No mesmo estudo, a falta de sono que acelera a oxidação de todas as nossas células, inclusive do cristalino, foi apontada por 31% dos participantes. Dormir pouco acelera o envelhecimento e, portanto, formação da catarata. O ideal é dormir de 6 a 8 horas/dia. Outros 55% não protegem os olhos do sol com lentes que filtrem 100% da radiação UV (ultravioleta). A falta de proteção UV aumenta em até 60% o risco de contrair catarata. O filtro nos olhos deve ser usado durante o ano todo, inclusive no inverno.

Deve-se incluir na alimentação vegetais verde escuro e gema de ovo, ricos em luteína e zeaxantina, mais as frutas cítricas que contêm vitamina para proteger o cristalino do efeito oxidativo do envelhecimento.

Sintomas

Além da visão embaçada, a catarata aumenta a fotofobia, a ponto dos faróis contra causarem perda temporária da visão e inviabilizarem a direção noturna.
Outros sinais da doença são:
• Perda da visão de contraste.
• Alteração frequente da prescrição dos óculos.
• Enxergar halos ao redor da luz.
• Necessidade de mais iluminação para ler.

Cirurgia

A cirurgia de catarata é um procedimento ambulatorial feito com anestesia local.
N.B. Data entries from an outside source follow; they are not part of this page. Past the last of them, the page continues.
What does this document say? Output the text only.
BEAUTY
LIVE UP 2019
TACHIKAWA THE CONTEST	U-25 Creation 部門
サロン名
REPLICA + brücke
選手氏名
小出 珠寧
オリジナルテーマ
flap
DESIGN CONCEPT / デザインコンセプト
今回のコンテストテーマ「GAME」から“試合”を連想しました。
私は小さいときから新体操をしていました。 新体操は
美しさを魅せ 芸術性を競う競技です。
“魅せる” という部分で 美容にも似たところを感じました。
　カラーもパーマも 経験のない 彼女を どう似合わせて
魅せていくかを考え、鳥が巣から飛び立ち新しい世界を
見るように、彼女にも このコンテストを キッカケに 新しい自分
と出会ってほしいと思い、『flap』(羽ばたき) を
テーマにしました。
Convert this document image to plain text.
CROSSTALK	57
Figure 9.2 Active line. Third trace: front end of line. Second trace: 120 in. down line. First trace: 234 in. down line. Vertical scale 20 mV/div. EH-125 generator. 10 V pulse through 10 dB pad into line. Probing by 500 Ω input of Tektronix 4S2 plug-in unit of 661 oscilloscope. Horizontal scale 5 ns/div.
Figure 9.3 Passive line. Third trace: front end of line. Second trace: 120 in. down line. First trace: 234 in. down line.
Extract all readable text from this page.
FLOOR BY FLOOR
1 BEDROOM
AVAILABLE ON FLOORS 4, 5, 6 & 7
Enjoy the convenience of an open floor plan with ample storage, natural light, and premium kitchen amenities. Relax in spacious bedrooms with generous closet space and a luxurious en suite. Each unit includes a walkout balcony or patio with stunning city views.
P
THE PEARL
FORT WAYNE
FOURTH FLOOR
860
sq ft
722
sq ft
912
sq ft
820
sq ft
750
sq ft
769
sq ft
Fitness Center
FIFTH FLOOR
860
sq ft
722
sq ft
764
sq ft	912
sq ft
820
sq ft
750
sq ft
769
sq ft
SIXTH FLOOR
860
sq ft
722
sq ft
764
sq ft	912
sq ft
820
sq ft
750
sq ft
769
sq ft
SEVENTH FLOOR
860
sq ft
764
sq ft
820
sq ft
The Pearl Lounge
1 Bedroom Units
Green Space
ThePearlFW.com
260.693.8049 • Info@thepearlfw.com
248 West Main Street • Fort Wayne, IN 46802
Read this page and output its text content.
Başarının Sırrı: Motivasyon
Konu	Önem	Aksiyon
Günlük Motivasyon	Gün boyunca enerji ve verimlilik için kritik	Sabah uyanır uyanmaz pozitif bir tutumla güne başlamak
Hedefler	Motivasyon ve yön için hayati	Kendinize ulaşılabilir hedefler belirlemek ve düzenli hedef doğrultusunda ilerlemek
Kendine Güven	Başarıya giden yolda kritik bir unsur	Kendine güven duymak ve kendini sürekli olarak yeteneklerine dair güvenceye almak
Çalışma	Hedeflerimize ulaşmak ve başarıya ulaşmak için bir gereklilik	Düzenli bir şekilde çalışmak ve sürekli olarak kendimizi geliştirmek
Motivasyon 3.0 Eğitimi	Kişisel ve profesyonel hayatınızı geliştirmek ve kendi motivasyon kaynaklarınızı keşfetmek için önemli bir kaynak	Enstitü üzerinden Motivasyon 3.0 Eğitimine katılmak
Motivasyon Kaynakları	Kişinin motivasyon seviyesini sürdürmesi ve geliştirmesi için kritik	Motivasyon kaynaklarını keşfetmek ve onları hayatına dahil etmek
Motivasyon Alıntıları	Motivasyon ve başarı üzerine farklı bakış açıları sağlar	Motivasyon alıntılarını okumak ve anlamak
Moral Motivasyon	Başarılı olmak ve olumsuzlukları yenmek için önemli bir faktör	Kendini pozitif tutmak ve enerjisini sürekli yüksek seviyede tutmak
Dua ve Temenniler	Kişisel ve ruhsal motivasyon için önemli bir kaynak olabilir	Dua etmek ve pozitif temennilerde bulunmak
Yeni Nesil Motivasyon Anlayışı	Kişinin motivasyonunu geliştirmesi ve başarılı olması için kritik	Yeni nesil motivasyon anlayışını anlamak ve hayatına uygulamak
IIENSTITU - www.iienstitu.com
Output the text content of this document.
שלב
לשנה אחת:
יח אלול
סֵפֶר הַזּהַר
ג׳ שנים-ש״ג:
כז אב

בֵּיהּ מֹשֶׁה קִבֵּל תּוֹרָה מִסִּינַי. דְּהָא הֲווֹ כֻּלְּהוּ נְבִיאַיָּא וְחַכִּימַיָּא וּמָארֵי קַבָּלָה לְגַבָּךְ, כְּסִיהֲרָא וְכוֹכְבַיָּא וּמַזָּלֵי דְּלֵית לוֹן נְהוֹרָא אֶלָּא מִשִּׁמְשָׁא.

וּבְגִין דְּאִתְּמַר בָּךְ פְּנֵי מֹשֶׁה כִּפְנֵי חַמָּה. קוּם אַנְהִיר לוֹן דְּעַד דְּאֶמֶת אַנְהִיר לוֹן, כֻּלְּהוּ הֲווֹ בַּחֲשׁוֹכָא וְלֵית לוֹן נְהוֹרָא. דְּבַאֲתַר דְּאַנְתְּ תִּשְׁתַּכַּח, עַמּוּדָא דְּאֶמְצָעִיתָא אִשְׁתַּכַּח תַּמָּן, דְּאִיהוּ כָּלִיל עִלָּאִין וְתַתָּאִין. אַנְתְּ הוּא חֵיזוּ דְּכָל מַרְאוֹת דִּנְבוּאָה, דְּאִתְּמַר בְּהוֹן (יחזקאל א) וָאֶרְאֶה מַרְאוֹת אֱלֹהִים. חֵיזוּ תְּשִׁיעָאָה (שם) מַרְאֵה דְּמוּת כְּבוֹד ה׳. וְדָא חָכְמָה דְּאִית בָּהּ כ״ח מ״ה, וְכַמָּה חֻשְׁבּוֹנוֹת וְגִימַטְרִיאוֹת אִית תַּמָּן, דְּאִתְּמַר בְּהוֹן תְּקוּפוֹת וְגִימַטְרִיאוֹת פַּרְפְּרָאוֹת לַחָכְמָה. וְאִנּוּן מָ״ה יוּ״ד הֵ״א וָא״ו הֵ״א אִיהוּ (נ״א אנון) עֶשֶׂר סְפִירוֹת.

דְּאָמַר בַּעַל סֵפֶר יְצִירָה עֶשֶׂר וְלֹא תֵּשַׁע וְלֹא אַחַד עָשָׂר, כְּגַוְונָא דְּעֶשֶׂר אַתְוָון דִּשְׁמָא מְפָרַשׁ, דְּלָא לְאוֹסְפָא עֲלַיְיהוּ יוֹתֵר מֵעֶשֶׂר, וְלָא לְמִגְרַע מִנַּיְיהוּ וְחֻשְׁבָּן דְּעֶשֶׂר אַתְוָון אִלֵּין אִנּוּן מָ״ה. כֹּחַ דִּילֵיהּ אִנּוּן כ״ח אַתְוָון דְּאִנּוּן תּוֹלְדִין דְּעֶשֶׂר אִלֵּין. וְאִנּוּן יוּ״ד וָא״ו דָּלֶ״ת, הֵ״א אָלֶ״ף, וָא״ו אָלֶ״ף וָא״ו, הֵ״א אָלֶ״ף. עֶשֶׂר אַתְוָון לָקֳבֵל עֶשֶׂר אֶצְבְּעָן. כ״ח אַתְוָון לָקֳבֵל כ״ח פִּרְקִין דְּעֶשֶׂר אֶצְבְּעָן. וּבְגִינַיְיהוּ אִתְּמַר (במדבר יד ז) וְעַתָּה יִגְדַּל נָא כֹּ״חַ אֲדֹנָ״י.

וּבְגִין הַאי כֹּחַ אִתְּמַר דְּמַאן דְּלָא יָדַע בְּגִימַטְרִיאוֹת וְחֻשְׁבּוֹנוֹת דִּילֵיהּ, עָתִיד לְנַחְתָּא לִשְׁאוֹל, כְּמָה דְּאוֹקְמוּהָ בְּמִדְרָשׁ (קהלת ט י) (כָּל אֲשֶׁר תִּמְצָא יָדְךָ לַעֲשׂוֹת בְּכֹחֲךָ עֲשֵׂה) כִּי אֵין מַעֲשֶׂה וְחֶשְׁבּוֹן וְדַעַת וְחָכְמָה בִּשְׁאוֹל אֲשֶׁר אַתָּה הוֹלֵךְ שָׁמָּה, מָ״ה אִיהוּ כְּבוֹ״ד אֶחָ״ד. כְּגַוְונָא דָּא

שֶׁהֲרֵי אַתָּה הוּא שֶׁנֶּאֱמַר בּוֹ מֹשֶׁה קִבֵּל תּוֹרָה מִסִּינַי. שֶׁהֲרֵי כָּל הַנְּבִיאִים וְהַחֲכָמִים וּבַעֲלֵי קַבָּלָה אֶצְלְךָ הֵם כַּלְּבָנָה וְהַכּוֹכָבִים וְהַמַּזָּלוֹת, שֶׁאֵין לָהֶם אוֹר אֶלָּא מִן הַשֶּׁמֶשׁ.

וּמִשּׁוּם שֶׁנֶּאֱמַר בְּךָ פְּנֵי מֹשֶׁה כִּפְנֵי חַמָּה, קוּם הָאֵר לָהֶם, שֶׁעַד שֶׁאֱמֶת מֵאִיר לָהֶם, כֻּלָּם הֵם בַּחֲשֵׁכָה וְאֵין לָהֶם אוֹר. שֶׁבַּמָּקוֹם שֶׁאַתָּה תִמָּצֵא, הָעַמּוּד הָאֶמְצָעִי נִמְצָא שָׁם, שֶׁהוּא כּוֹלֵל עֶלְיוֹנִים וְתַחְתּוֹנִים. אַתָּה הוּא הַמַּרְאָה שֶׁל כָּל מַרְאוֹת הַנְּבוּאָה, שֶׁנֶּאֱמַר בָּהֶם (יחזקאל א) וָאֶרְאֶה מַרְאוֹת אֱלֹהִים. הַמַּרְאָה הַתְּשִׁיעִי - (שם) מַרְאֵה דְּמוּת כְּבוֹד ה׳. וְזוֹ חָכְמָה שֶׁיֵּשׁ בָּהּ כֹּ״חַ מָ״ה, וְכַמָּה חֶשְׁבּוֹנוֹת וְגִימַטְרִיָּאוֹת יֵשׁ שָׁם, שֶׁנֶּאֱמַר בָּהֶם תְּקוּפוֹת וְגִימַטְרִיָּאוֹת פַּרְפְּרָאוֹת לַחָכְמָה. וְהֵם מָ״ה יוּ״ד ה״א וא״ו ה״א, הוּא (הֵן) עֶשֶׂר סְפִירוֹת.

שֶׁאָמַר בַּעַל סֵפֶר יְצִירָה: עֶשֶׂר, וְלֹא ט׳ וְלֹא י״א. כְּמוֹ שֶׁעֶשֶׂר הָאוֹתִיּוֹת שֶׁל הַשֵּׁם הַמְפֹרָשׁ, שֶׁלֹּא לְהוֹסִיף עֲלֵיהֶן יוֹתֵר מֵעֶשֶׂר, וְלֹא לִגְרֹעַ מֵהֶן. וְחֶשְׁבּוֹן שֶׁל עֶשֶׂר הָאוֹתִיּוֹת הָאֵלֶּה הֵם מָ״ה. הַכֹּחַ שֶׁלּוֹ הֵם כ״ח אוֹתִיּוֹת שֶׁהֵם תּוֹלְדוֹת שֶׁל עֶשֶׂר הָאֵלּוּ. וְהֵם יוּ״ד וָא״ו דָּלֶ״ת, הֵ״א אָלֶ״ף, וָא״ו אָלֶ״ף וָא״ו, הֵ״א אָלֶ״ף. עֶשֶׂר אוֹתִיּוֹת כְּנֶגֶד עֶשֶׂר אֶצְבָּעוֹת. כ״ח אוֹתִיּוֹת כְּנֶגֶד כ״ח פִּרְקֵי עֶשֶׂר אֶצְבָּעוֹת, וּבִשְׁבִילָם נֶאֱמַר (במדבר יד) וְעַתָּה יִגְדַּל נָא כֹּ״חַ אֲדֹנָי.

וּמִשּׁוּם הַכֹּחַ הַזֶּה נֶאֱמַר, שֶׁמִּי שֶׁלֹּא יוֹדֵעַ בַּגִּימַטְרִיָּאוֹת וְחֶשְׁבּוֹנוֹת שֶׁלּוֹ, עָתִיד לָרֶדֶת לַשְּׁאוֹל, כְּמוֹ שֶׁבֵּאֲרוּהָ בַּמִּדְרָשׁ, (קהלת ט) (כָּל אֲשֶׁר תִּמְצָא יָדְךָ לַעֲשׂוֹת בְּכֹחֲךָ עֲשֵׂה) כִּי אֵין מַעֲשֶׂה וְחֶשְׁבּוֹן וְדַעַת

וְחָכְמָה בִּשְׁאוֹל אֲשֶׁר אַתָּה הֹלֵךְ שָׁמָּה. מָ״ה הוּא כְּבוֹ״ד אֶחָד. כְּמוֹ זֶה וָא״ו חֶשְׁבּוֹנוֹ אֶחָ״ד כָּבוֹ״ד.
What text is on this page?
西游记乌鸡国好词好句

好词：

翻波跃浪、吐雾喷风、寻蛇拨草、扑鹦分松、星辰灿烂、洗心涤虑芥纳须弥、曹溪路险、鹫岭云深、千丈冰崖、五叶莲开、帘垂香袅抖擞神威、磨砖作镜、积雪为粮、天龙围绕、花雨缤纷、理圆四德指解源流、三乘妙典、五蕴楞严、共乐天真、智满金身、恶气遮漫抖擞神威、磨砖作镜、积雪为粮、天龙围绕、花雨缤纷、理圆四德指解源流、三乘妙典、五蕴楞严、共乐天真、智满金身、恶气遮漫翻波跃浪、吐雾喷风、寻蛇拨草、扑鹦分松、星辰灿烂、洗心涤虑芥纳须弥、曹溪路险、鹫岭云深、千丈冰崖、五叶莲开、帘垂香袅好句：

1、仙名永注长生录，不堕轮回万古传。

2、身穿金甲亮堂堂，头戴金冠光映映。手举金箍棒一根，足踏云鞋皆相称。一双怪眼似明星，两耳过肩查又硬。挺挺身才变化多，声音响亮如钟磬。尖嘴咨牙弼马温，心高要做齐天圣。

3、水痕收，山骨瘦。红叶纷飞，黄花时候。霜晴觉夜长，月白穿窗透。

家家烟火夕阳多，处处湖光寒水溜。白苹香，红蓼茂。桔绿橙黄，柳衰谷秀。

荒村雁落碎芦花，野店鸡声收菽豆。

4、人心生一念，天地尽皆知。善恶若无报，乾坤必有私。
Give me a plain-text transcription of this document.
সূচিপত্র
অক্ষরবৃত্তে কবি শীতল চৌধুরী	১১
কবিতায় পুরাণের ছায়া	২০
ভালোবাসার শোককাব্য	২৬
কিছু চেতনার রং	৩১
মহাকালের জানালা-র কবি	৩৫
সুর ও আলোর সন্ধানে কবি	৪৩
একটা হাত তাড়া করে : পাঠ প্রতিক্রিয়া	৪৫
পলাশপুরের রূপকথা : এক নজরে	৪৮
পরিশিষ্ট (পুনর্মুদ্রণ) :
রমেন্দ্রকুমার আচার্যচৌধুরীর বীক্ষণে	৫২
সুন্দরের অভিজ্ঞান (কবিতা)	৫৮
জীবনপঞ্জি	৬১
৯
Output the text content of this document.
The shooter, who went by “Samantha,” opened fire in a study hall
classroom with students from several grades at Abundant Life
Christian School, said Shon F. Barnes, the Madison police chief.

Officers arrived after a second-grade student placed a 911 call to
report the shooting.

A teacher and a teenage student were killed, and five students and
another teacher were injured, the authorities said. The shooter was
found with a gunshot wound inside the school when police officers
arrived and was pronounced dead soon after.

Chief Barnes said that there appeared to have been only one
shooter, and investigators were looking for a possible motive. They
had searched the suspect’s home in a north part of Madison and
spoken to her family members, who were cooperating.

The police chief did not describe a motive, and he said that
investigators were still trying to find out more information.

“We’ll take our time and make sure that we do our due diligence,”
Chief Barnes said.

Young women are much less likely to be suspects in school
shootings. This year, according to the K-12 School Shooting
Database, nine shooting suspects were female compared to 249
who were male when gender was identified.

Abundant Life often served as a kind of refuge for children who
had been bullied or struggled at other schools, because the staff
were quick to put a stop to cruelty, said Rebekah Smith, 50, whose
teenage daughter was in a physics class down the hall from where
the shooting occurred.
Consiste em retirar o cristalino com aplicação de ultrassom, fazer uma incisão na córnea e implantar uma lente intraocular que hoje pode eliminar definitivamente o uso de óculos, inclusive em quem tem astigmatismo.
O procedimento pode também ser feito com femtosegundo, laser ultrarrápido que realiza os cortes com absoluta precisão. As vantagens dessa técnica são a maior precisão dos cortes e a menor exposição da córnea ao calor do ultrassom que provoca a morte de células da córnea, que são irrecuperáveis.
Independente da técnica, a recuperação é rápida e exige o uso correto de colírios após a cirurgia.